What Is A Claim Against An Estate?

At any point in our lives, we all have some debt.  We have credit card debt, a balance due on our mortgage, or an open balance due on our car.  Upon death, these debts should be resolved before the probate estate can be finalized, and distribution made to a Decedent’s heirs.

When someone seeks appointment as administrator of a probate estate, one of their preliminary  obligations will be to file and publish a notice of the death.  This allow creditors time to file potential claims against the estate.

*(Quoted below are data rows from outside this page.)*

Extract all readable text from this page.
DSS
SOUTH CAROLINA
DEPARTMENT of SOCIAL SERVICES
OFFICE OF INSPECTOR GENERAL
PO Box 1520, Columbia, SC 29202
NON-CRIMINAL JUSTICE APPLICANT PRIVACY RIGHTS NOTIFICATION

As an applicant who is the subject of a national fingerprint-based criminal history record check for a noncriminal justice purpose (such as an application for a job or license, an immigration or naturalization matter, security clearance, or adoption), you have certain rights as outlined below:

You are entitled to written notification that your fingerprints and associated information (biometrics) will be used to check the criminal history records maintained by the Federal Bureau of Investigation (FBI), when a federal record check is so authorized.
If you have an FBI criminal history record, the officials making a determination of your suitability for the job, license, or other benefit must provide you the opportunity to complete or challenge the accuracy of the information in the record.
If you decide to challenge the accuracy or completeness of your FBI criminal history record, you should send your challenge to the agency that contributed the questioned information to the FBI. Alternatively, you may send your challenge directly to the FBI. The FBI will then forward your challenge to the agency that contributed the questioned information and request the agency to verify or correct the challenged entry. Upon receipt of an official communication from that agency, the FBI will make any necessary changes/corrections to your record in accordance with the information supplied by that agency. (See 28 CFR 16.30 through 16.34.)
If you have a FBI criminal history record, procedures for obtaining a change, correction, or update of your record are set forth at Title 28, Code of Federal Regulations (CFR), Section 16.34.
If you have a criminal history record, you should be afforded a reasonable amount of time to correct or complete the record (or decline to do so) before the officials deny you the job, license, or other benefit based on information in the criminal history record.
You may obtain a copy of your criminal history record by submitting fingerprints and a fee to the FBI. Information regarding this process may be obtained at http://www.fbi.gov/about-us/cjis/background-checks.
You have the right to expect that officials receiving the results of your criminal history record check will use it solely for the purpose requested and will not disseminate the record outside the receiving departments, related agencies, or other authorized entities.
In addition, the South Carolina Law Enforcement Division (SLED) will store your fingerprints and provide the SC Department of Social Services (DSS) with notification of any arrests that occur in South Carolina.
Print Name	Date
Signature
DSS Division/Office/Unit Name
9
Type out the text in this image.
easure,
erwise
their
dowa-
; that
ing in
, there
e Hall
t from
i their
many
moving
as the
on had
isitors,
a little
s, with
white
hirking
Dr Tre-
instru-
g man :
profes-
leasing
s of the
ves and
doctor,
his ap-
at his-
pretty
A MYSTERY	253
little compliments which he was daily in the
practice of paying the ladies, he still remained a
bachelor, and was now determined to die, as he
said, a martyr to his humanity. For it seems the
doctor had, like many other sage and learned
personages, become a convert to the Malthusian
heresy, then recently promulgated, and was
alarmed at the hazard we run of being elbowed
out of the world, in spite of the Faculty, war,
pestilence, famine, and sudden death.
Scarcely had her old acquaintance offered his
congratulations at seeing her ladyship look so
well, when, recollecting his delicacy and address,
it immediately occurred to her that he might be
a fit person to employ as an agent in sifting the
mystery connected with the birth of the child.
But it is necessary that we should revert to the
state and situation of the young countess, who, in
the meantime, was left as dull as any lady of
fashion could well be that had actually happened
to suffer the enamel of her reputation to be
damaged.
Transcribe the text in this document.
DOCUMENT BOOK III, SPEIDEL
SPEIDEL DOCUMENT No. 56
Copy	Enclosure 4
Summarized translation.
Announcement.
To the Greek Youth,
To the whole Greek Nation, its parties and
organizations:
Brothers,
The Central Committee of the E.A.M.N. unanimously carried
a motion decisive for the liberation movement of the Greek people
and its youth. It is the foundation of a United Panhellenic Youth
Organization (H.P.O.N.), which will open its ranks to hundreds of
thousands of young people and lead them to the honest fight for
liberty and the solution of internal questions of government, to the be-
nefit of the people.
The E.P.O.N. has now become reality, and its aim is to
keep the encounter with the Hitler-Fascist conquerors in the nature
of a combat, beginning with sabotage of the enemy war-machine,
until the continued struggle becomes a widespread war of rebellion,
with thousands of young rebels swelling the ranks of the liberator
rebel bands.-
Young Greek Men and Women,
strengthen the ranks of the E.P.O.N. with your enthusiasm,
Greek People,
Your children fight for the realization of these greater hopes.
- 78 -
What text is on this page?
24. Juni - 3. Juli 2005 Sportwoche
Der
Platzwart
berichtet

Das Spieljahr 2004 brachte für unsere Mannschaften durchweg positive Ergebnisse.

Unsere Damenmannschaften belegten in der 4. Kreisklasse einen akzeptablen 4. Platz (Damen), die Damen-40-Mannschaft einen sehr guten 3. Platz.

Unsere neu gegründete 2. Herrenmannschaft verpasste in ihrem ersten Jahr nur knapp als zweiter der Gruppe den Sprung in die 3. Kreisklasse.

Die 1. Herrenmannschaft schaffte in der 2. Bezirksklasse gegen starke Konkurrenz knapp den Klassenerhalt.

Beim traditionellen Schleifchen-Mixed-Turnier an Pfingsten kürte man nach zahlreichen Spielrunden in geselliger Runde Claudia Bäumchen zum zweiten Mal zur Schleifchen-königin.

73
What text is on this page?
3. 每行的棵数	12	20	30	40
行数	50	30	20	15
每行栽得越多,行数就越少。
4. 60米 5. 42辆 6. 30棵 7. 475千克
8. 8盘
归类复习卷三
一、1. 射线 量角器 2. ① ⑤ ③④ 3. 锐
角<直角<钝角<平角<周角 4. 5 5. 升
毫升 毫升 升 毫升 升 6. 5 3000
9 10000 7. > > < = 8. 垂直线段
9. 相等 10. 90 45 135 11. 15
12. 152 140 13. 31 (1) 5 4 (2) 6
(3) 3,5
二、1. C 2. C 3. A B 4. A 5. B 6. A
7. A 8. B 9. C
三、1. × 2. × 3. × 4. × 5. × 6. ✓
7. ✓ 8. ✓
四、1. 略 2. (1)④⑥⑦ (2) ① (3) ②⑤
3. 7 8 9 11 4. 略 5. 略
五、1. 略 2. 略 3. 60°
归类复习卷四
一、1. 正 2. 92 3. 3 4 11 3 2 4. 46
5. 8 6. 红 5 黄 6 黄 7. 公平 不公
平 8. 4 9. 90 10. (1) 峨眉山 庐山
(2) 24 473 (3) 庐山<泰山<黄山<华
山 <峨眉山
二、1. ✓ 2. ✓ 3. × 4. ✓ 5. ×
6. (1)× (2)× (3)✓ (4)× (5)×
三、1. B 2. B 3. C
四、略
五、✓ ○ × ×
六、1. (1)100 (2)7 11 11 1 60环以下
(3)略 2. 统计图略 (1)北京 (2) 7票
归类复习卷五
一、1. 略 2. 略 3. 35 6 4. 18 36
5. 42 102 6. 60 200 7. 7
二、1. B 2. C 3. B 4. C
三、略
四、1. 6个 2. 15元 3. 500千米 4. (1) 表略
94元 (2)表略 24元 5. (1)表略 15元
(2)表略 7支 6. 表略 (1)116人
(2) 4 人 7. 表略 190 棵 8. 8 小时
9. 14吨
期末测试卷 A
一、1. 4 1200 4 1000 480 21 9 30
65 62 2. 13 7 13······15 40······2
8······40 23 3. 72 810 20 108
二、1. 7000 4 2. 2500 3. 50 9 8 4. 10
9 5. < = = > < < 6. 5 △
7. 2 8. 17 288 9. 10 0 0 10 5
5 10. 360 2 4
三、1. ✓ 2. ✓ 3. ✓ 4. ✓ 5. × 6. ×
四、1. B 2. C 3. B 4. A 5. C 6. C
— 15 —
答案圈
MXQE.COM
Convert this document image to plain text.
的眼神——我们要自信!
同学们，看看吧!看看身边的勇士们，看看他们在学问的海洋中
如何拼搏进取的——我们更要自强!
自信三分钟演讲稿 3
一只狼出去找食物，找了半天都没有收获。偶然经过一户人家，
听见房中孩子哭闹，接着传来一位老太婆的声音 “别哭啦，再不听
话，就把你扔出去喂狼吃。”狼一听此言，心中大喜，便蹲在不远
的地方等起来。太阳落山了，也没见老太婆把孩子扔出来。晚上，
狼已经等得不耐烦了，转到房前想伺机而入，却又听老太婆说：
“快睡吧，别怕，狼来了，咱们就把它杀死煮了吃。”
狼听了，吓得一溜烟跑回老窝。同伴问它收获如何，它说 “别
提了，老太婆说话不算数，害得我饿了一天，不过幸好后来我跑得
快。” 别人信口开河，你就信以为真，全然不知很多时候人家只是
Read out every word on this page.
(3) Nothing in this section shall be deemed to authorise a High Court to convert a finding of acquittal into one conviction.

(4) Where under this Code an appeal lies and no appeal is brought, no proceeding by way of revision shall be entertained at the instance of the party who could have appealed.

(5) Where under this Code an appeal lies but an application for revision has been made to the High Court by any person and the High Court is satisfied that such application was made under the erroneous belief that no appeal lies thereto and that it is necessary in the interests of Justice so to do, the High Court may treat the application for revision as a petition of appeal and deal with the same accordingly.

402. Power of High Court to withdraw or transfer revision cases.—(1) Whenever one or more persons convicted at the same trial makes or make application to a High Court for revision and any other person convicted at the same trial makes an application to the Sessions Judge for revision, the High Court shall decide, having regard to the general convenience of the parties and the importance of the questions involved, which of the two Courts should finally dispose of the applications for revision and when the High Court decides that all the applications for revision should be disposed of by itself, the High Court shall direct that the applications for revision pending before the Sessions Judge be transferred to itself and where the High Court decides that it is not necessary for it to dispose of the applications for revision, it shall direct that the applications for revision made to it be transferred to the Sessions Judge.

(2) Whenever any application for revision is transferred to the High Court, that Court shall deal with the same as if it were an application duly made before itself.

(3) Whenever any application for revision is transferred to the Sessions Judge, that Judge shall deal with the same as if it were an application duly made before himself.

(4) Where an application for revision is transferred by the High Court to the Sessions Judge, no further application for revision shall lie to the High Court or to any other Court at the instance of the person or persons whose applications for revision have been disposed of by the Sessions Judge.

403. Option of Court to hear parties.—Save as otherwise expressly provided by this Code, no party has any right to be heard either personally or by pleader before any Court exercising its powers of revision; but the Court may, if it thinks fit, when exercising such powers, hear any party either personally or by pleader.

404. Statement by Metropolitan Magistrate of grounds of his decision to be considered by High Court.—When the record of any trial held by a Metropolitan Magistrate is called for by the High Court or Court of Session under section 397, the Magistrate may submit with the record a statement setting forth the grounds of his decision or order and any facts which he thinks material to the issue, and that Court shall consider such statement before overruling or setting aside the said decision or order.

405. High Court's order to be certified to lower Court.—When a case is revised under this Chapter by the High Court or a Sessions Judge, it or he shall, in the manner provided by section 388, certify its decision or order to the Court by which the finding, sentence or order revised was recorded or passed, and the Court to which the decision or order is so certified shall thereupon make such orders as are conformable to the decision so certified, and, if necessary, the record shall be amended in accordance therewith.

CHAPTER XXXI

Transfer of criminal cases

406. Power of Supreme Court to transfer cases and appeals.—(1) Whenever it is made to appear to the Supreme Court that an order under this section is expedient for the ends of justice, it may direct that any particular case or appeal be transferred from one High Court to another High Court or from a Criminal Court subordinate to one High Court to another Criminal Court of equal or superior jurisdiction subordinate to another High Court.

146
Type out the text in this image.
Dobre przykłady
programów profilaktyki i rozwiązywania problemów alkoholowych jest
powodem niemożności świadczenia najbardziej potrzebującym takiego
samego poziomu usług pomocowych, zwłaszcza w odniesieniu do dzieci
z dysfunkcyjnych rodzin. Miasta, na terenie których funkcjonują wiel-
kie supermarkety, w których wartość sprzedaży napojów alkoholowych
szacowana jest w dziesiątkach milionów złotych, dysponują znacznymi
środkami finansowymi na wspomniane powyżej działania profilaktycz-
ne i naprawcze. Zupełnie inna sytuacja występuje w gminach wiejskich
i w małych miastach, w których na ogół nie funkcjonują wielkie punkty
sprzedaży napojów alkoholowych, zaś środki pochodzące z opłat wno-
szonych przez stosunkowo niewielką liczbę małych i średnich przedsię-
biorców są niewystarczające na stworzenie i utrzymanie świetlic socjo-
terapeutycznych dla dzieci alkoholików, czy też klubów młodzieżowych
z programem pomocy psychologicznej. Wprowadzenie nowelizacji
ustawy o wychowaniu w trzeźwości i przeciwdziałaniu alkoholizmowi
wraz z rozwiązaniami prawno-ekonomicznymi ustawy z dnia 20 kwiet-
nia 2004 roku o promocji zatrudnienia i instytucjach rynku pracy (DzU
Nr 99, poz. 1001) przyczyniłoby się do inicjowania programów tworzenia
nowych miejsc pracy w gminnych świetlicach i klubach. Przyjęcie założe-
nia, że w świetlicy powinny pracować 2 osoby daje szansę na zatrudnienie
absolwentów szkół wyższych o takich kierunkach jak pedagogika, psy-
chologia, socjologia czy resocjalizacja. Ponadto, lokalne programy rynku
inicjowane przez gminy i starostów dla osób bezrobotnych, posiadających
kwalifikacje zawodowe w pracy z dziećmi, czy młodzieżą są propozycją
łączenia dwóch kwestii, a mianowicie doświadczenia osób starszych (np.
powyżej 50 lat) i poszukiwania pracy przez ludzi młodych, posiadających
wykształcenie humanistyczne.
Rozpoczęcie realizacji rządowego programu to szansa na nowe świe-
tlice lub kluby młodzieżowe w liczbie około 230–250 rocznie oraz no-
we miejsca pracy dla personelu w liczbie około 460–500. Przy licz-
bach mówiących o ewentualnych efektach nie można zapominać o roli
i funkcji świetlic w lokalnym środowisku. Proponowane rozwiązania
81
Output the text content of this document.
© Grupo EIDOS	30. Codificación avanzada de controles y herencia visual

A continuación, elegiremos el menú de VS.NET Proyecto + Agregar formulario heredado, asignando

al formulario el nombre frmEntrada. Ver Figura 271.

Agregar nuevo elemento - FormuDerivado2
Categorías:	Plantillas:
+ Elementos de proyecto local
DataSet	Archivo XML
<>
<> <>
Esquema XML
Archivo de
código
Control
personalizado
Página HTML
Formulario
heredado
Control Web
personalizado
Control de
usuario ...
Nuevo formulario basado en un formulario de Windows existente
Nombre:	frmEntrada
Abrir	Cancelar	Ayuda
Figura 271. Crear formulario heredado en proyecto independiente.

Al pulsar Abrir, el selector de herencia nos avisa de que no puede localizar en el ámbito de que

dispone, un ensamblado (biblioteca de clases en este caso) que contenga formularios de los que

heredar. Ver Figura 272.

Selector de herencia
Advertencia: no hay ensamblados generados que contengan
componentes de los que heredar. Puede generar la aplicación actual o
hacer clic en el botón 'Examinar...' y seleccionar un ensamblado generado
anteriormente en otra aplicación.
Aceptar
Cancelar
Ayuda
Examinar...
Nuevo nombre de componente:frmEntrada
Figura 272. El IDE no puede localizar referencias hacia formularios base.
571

In a California probate, most creditors have one year from a Decedent’s date of the death to file a creditor claim in the Estate, or 4 months to file a claim from the time the administrator serves the creditor with notice to file a claim.

There are two specific exceptions to the above filing rules for creditors, which are available to the Government.  The CA Franchise Tax Board and the CA Department of Health Care Services have 4 months after receiving notifications from the Administrator to file their respective claims for unpaid state income taxes or for healthcare coverage (i.e. Medi-Cal usage).  It is quite possible that a deceased may have accumulated substantial medical bills that were not covered by private insurance, which bills were then paid by the State of CA’s Medi-Cal coverage, which is funded by taxpayer dollars.  These bills (paid by the CA Medi-Cal program) are recoverable by the State of CA as creditor claims against a Decedent’s Estate.  Administrators should generally file notice with these agencies as soon as possible, since these claims can often be substantial, and the government agencies take a while to file their claims.

The area of creditor claims is yet another example of the importance of a probate Administrator should always consult a competent probate attorney for advice and guidance.